The manager of Suya Joint, a popular Nigerian restaurant in Roxbury, has been granted asylum status after he was detained by immigration agents in June.
Paul Dama was driving to church on Father’s Day when he was pulled over and detained, according to Cecelia Lizotte, Dama’s sister and the restaurant’s chef and owner.
On Tuesday, Judge Yul-Mi Cho granted Dama asylum from his home country of Nigeria after being kidnapped by Boko Haram, a terrorist group, and facing political persecution, according to his lawyer. Dama is immediately awaiting release from custody from the Strafford County Department of Corrections in Dover, N.H., according to a public ICE database.
Lizotte said the news was a “sigh of relief” and “answered prayers” for her family.

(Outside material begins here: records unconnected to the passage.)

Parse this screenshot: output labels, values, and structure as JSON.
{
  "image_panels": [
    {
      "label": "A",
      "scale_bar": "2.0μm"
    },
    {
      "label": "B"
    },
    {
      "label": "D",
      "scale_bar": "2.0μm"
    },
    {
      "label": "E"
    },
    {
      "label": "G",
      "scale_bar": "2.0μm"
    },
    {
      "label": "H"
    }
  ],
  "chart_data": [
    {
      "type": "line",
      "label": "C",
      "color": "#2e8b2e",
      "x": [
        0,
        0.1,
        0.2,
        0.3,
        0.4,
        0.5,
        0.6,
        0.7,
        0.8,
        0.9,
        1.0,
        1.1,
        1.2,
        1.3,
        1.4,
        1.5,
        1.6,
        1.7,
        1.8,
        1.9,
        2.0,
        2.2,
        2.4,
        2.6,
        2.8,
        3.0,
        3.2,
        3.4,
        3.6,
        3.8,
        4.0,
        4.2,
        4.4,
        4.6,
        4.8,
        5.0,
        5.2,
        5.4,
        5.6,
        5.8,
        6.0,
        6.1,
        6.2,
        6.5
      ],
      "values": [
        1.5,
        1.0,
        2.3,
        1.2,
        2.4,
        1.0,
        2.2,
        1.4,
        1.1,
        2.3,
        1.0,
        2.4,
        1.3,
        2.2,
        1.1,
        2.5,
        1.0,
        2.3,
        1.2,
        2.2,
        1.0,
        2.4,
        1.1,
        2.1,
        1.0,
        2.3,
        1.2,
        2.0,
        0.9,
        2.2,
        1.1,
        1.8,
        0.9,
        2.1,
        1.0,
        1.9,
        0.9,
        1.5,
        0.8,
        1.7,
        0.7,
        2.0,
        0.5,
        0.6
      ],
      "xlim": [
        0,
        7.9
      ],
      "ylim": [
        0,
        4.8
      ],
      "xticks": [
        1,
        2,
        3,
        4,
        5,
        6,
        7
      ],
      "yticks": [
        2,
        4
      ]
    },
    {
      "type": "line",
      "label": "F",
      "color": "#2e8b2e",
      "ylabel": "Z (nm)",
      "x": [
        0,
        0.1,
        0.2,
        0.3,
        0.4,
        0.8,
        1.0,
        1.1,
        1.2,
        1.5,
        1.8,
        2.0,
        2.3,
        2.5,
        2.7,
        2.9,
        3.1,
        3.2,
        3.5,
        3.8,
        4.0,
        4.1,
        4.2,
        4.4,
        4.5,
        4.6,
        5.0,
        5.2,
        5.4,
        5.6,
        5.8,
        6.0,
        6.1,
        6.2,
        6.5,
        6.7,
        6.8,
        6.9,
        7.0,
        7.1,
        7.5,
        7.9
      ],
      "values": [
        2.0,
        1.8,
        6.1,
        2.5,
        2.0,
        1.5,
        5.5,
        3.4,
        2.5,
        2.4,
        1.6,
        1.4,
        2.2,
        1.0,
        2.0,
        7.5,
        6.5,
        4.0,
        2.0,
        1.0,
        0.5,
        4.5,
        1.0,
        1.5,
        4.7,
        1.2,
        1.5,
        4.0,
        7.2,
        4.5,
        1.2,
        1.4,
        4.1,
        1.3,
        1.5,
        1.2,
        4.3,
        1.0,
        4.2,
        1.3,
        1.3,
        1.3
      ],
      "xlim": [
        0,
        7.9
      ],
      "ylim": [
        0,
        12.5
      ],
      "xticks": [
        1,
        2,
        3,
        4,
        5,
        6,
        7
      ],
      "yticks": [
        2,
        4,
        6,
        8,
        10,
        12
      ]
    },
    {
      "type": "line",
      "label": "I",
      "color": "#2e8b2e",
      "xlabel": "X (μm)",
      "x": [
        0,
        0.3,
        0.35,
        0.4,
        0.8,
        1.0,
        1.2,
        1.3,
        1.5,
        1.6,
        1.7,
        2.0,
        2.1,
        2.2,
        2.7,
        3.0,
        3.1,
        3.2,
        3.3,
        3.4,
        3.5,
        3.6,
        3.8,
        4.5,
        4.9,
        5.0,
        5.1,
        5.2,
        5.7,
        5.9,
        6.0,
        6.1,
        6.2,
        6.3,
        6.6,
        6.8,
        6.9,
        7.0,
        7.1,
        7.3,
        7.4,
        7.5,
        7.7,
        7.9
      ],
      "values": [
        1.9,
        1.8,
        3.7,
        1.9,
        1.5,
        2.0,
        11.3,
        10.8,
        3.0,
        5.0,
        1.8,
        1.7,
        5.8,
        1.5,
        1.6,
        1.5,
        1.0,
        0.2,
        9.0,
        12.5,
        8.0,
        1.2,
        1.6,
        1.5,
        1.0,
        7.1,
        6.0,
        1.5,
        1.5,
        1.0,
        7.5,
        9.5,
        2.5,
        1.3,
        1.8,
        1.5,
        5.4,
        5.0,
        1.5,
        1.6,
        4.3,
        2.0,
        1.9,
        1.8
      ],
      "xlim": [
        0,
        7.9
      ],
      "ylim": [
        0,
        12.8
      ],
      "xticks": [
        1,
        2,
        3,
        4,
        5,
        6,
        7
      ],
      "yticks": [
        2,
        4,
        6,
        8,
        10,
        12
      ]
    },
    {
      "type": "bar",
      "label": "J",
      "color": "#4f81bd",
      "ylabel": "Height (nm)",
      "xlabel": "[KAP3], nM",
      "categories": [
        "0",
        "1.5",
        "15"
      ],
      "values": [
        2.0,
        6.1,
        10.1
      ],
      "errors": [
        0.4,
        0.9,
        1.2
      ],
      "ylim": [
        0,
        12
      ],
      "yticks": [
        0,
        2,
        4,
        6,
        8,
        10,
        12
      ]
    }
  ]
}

“This is immediately another day that we don’t have him,” according to Lizotte, who’s uncertain when her brother will be released.
Dama left Nigeria, where he worked as a journalist, and joined his sister in the U.S. in 2019. Lizotte said he was kidnapped and later released by Boko Haram before fleeing to the U.S. for safety.
“He described in detail the attack, and how he has not gotten the protection of the police or the government because of this attack,” his attorney, Abeba Attles, said. Dama was also an activist advocating against corruption, Attles said, which made him a target of the government.
Dama has authorization to work legally in the country, his sister said, and first applied for asylum when he moved in 2019.